John Bennett of the Sierra Club of Canada calls this “a war against the sector.”  Marcel Lauzière of Imagine Canada laments the “big chill out there with what charities can and cannot do.”

All of which may be true, but CRA’s government-sanction audits illustrate, if nothing else, that the sector has struck a nerve in Ottawa. Who knew that Bambi’s tree-hugger brigade would scare the scat out of the establishment fat cats in Ottawa?

In fact, it’s been a pretty good past couple of years for environmental groups bent on countering the federal government’s fondness for the oil sands. The effects of coordinated and aggressive publicity campaigns are especially noticeable in the United States, where the Obama administration continues to drag its feet on the proposed Keystone XL pipeline.

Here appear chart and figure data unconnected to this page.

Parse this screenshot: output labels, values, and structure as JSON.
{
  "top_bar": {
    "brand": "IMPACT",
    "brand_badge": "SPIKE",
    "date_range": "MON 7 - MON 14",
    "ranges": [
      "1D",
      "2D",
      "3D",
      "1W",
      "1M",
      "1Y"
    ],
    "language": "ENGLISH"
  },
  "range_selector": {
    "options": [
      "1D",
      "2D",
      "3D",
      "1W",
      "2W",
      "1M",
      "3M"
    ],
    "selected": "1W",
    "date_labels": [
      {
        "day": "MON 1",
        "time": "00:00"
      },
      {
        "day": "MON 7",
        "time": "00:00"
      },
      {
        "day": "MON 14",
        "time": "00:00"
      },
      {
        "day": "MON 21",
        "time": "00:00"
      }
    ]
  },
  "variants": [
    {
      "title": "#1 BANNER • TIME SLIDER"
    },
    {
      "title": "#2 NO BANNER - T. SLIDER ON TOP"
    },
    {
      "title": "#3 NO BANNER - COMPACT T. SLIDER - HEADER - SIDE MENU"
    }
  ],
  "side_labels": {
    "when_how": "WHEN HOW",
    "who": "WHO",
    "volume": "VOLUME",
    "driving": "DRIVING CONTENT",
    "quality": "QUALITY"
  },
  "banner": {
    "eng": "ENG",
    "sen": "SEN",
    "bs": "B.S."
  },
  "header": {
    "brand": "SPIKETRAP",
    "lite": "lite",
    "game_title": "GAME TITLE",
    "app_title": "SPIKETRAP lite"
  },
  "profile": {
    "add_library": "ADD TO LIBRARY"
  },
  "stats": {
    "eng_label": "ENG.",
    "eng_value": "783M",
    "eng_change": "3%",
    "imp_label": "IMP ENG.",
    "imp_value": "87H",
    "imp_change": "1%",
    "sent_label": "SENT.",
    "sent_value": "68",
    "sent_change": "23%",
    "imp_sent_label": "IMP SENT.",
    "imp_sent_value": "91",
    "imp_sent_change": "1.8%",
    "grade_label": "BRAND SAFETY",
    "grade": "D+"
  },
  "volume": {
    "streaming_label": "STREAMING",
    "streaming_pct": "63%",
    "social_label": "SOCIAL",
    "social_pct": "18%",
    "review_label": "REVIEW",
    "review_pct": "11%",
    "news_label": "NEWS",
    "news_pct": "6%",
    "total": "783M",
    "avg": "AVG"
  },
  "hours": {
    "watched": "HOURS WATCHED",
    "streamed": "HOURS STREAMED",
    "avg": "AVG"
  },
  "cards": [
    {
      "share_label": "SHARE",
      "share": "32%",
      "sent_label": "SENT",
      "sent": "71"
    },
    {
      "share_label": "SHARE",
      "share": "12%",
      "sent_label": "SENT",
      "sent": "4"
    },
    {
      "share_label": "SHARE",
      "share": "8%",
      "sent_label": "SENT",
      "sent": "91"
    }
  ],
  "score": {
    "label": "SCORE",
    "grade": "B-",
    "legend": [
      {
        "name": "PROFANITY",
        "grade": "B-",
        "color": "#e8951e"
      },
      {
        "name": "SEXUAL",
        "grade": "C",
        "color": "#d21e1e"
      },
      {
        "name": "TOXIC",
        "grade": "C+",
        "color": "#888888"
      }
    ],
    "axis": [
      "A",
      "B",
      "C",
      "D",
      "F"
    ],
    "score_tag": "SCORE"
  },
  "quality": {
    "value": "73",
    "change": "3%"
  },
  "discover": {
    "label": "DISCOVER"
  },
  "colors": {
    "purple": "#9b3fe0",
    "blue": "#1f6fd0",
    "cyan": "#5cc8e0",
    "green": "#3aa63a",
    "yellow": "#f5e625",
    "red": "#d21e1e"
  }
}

One recent poll by USA Today indicates that only a slight majority of Americans surveyed supported imports of oil sands crude from Alberta. “About 56 per cent say they favor the northern leg of the billion-dollar, Canada-to-U.S. project and 41 per cent oppose it, according to the poll of 801 U.S. adults completed last month by Stanford University and Resources for the Future (RFF), a non-partisan research group,” the newspaper reported last month.

Still, any government that deliberately targets for censure organizations with which it doesn’t agree, and whose growing influence it fears, runs a perilously close risk of trampling on some very hallowed democratic ground.

After all, if you name your organization “Environmental Defence”, apply for and receive charitable status, do you not also assume that your right to criticize official policy   on said environment is protected?

And what utter nonsense is the 10 per cent rule, anyway. All charities fill the gaps in the public and private sector’s attention to social detail. They exist to do precisely what their critics and detractors revile: advocate.

By all means, go after the evil-dowers who distort our charities for larcenous ends. But for the rest of the sector, let’s holster our six guns.